Regarding the switch statement, that's a pretty trivial switch statement, but I guess if you have to have one, maybe it'll do. It's not a really good application of a switch, though it's syntactically correct.

## Salem 5,138

> and would really appreciate any help on this topic from someone who actually knows something about C++
I only said what everyone else was thinking.

Actually, what most people who know C++ on this forum were thinking was "Oh, another post without code tags, I'll go and do something else for a few hours, and see if a mod has fixed it". It doesn't matter, because all it does is delay responses to your ill-formed post.
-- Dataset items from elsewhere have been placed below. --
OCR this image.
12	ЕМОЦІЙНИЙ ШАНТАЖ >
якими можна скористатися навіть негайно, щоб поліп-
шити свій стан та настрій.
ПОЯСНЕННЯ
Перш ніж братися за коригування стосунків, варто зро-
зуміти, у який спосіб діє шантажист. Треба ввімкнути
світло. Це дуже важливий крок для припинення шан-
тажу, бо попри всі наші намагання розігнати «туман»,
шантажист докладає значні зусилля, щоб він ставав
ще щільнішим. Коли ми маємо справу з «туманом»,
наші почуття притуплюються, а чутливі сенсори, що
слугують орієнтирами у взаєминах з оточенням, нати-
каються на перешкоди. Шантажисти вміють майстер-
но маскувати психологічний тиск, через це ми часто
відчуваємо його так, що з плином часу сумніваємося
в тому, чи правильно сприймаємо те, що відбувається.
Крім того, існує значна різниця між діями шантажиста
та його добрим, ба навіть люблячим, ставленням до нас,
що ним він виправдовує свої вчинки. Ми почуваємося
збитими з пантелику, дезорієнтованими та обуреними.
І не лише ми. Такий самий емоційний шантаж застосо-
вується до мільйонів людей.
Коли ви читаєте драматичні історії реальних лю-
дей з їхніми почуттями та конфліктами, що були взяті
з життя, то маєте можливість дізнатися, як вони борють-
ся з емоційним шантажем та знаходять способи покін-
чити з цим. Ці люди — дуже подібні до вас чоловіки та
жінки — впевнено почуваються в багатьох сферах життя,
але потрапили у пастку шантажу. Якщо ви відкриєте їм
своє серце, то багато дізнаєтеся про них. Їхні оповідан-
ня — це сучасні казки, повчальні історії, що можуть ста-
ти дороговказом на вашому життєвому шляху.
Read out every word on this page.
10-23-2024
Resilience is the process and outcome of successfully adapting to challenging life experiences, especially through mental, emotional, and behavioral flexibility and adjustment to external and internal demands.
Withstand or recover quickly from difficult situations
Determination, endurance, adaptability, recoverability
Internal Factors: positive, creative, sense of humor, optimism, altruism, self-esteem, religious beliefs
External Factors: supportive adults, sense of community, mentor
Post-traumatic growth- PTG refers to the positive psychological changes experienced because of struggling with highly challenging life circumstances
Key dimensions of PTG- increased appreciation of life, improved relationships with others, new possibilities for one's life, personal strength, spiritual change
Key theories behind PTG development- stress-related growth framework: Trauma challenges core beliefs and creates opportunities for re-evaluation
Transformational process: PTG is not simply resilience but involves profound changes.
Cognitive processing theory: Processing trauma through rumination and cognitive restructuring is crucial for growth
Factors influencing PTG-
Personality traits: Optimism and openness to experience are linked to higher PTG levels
Also, if you'd been paying any attention at all, you would have noticed on literally hundreds of posts on this forum, lines like this
Last edited by Tekmaven : 7 Hours Ago at 23:02. Reason: Code tags

Interesting that your other post, whilst it has code tags, is completely devoid of any indentation at all. Which is ironic given that your original in this post DOES have indentation.

But if you want to carry on explaining why you're so damn special that we should help you even though you ignore all the rules, then I'm sure /dev/null will be happy to listen to them.